Saint Catherine of Alexandria

According to tradition, Catherine was the daughter of Constus, the governor of Alexandria in Egypt during the reign of the emperor Maximian (286-305). Catherine was reputed to be very learned and following her experience of a vision of the Virgin Mary and the Child Jesus she became a Christian. (Her first name was actually Dorothea, acquiring the name Catherine at her baptism).

The reign of Maximian and his son Maxentius 11 (306-312) was a time of great political turbulence during which Christians were persecuted. Catherine protested the persecution of Christians to the Emperor and was herself imprisoned as a consequence. The Emperor sent scholars to dispute with her, to undermine her beliefs, but they failed. The Emperor’s wife, Valeria Maximilla herself, visited her and subsequently declared herself a Christian together with a number of soldiers who were guarding Catherine. They were all subsequently put to death.

In prison Catherine was scourged and deprived of food and sentenced to death. The spiked wheel by which she was to be killed, from which the term Catherine wheel is derived, is reputed to have broken when she touched it, so she was subsequently beheaded. The Emperor Maxentius was himself defeated in battle by the Constantine at the Battle of Milvian Bridge (312) and died by drowning in the River Tiber.

After her death the legend arose that her body was transported by angels to the highest mountain in the Sinai desert which now bears her name. Again legend has it that her body was discovered there around the year 800. In the 6th century, the Easter Emperor Justinian had founded a monastery in the Sinai desert. It was to this monastery, now named St Catherine’s monastery, that Catherine’s remains were moved and where they are now to be found in a golden casket in the monastery church. St Catherine’s monastery, one of the oldest monasteries in the world , became a destination for pilgrims, but it was very difficult to reach. Subsequently some of her relics were acquired by the newly founded monastery of the Holy Trinity in Rouen in 1030s. The Normans promoted the saints cult in Europe which they then brought to England following the conquest.

St Catherine of Alexandria became one of the most important saints in the church in the late middle ages, along with other virgin martyrs such as Agnes of Rome. She was known as a powerful intercessor and many churches were dedicated to her both in England and in France. Documents in St Catherine’s monastery record her feast day as being 25th November.

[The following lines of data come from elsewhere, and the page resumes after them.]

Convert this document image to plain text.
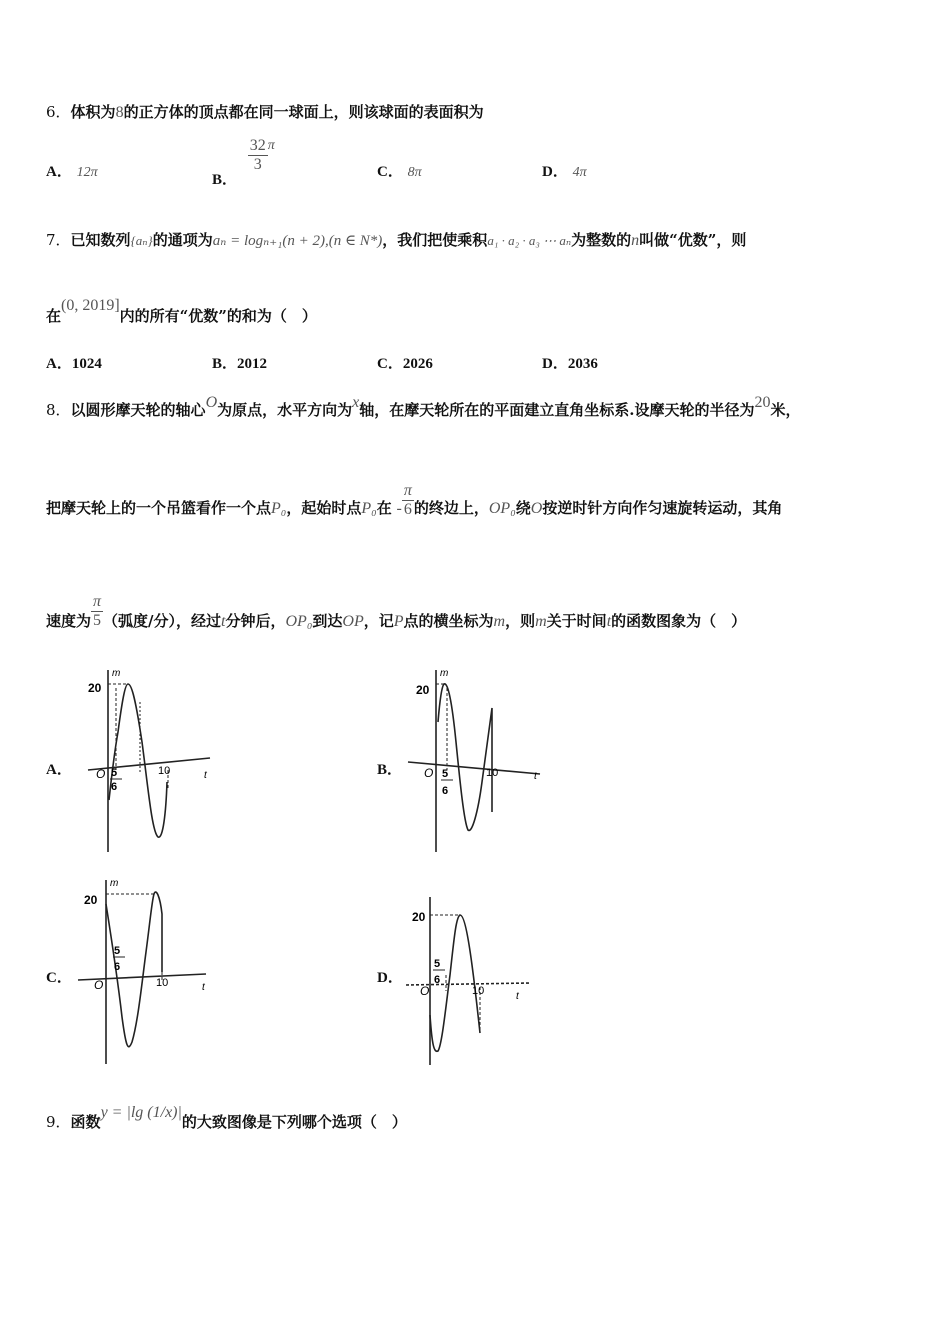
6．体积为8的正方体的顶点都在同一球面上，则该球面的表面积为
A． 12π	B．
$\frac{32}{3}$ π
C． 8π	D． 4π
7．已知数列{aₙ}的通项为aₙ = logₙ₊₁(n + 2),(n ∈ N*)，我们把使乘积a₁ · a₂ · a₃ ⋯ aₙ为整数的n叫做“优数”，则
在(0, 2019]内的所有“优数”的和为（　）
A．1024	B．2012	C．2026	D．2036
8．以圆形摩天轮的轴心O为原点，水平方向为x轴，在摩天轮所在的平面建立直角坐标系.设摩天轮的半径为20米，
把摩天轮上的一个吊篮看作一个点P₀，起始时点P₀在 - $\frac{\pi}{6}$ 的终边上，OP₀绕O按逆时针方向作匀速旋转运动，其角
速度为 $\frac{\pi}{5}$ （弧度/分），经过t分钟后，OP₀到达OP，记P点的横坐标为m，则m关于时间t的函数图象为（　）
A．	B．
C．	D．
m
20
O 5
6
10	t
m
20
O 5
6
10	t
m
20
O
5
6
10	t
20
O
5
6
10	t
9．函数y = |lg (1/x)|的大致图像是下列哪个选项（　）
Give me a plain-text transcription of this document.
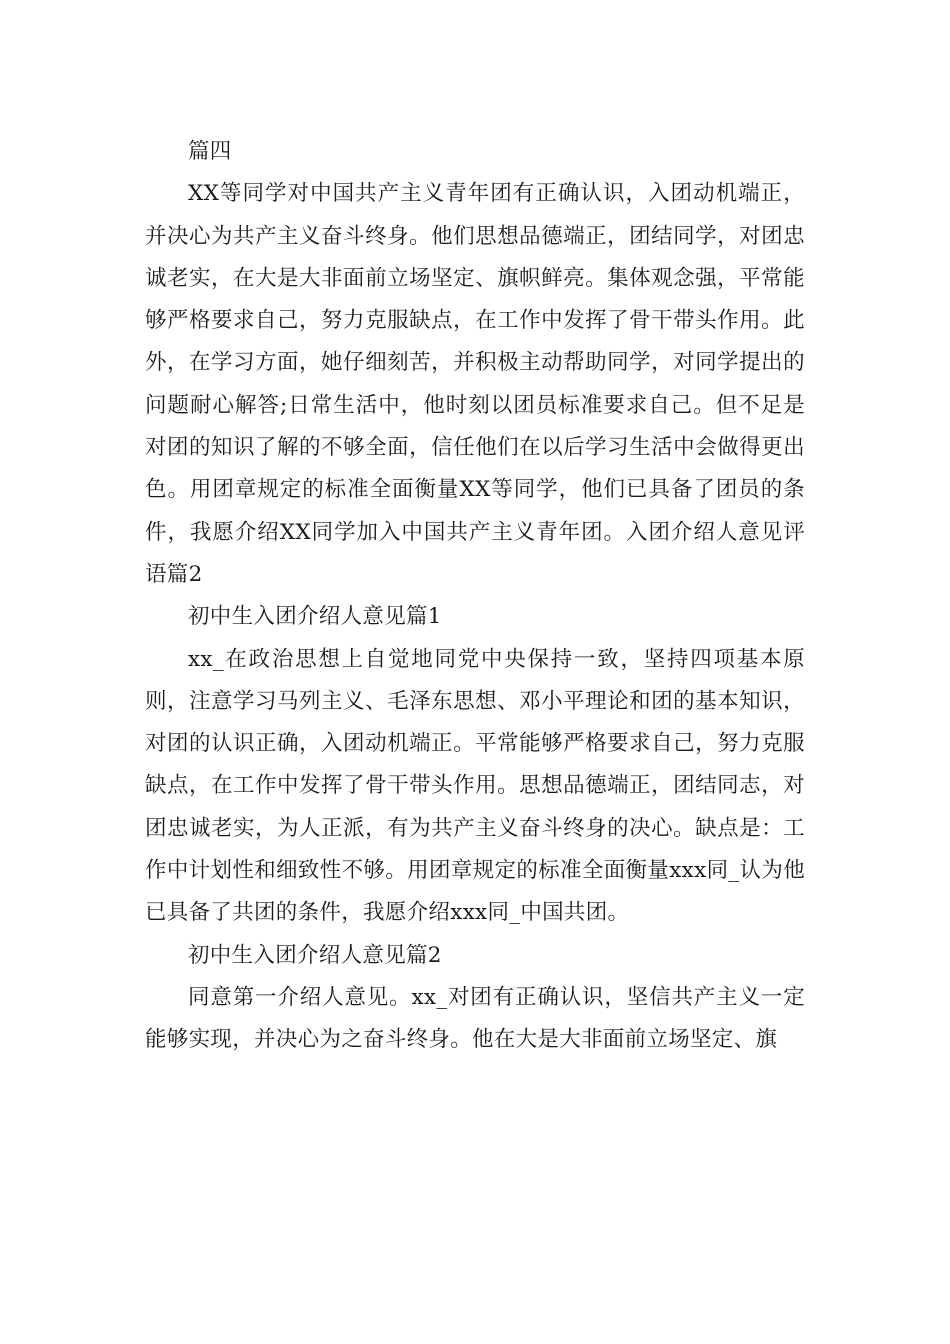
篇四

XX等同学对中国共产主义青年团有正确认识，入团动机端正，并决心为共产主义奋斗终身。他们思想品德端正，团结同学，对团忠诚老实，在大是大非面前立场坚定、旗帜鲜亮。集体观念强，平常能够严格要求自己，努力克服缺点，在工作中发挥了骨干带头作用。此外，在学习方面，她仔细刻苦，并积极主动帮助同学，对同学提出的问题耐心解答;日常生活中，他时刻以团员标准要求自己。但不足是对团的知识了解的不够全面，信任他们在以后学习生活中会做得更出色。用团章规定的标准全面衡量XX等同学，他们已具备了团员的条件，我愿介绍XX同学加入中国共产主义青年团。入团介绍人意见评语篇2

初中生入团介绍人意见篇1

xx_在政治思想上自觉地同党中央保持一致，坚持四项基本原则，注意学习马列主义、毛泽东思想、邓小平理论和团的基本知识，对团的认识正确，入团动机端正。平常能够严格要求自己，努力克服缺点，在工作中发挥了骨干带头作用。思想品德端正，团结同志，对团忠诚老实，为人正派，有为共产主义奋斗终身的决心。缺点是：工作中计划性和细致性不够。用团章规定的标准全面衡量xxx同_认为他已具备了共团的条件，我愿介绍xxx同_中国共团。

初中生入团介绍人意见篇2

同意第一介绍人意见。xx_对团有正确认识，坚信共产主义一定能够实现，并决心为之奋斗终身。他在大是大非面前立场坚定、旗
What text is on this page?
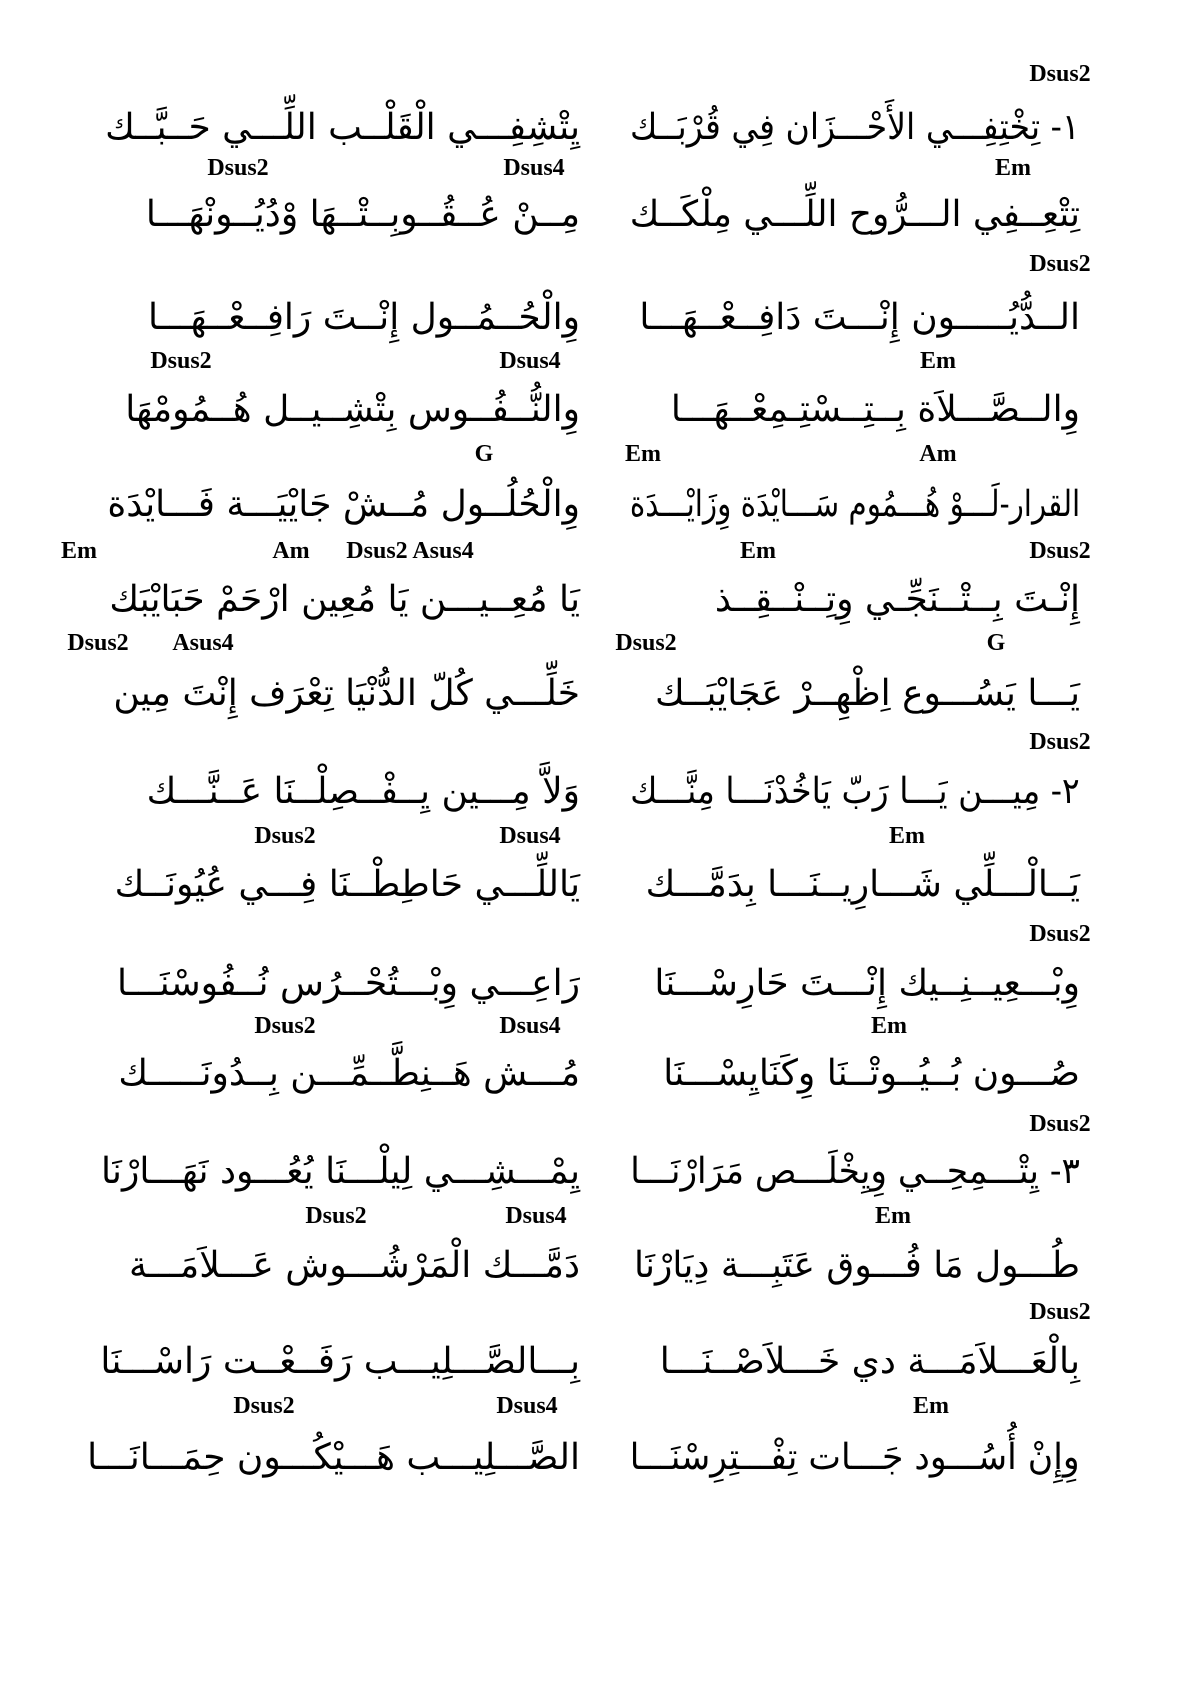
Dsus2
١- تِخْتِفِـــي الأَحْـــزَان فِي قُرْبَــك
يِتْشِفِـــي الْقَلْــب اللِّـــي حَــبَّــك
Dsus2	Dsus4	Em
تِتْعِــفِي الـــرُّوح اللِّـــي مِلْكَــك
مِــنْ عُــقُــوبِــتْــهَا وْدُيُــونْهَـــا
Dsus2
الــدُّيُـــــون إِنْـــتَ دَافِــعْــهَـــا
وِالْحُــمُــول إِنْــتَ رَافِــعْــهَـــا
Dsus2	Dsus4	Em
وِالــصَّـــلاَة بِــتِــسْتِـمِعْــهَـــا
وِالنُّــفُــوس بِتْشِــيــل هُــمُومْهَا
G	Em	Am
القرار-لَـــوْ هُـــمُوم سَـــايْدَة وِزَايْـــدَة
وِالْحُلُــول مُــشْ جَايْيَـــة فَـــايْدَة
Em	Am Dsus2 Asus4	Em	Dsus2
إِنْـتَ بِــتْــنَجِّـي وِتِــنْــقِــذ
يَا مُعِــيـــن يَا مُعِين ارْحَمْ حَبَايْبَك
Dsus2 Asus4	Dsus2	G
يَـــا يَسُـــوع اِظْهِــرْ عَجَايْبَــك
خَلِّـــي كُلّ الدُّنْيَا تِعْرَف إِنْتَ مِين
Dsus2
٢- مِيـــن يَـــا رَبّ يَاخُدْنَـــا مِنَّـــك
وَلاَّ مِـــين يِــفْــصِلْــنَا عَــنَّـــك
Dsus2	Dsus4	Em
يَــالْـــلِّي شَـــارِيــنَـــا بِدَمَّـــك
يَاللِّـــي حَاطِطْــنَا فِـــي عُيُونَــك
Dsus2
وِبْـــعِيــنِــيك إِنْـــتَ حَارِسْـــنَا
رَاعِـــي وِبْـــتُحْــرُس نُــفُوسْنَـــا
Dsus2	Dsus4	Em
صُـــون بُــيُــوتْــنَا وِكَنَايِسْـــنَا
مُـــش هَــنِطَّــمِّـــن بِــدُونَـــــك
Dsus2
٣- يِتْـــمِحِــي وِيِخْلَـــص مَرَارْنَـــا
يِمْـــشِـــي لِيلْـــنَا يُعُـــود نَهَـــارْنَا
Dsus2	Dsus4	Em
طُـــول مَا فُـــوق عَتَبِـــة دِيَارْنَا
دَمَّـــك الْمَرْشُـــوش عَـــلاَمَـــة
Dsus2
بِالْعَـــلاَمَـــة دي خَـــلاَصْــنَـــا
بِـــالصَّـــلِيـــب رَفَــعْــت رَاسْـــنَا
Dsus2	Dsus4	Em
وِإِنْ أُسُـــود جَـــات تِفْـــتِرِسْنَـــا
الصَّـــلِيـــب هَـــيْكُـــون حِمَـــانَـــا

So it is on that day that her feast appears in the General Roman Calendar as an optional memorial.

Let us praise the all-lauded and noble bride of Christ,
the godly Catherine, the guardian of Sinai and its defense,
who is also our support and succor and our help;
for with the Holy Spirit’s power she has silenced brilliantly the clever among the godless; and being crowned as a martyr, she now does ask great mercy for us all.
( Chant from the Greek liturgy for the Feast of St Catherine of Alexandria).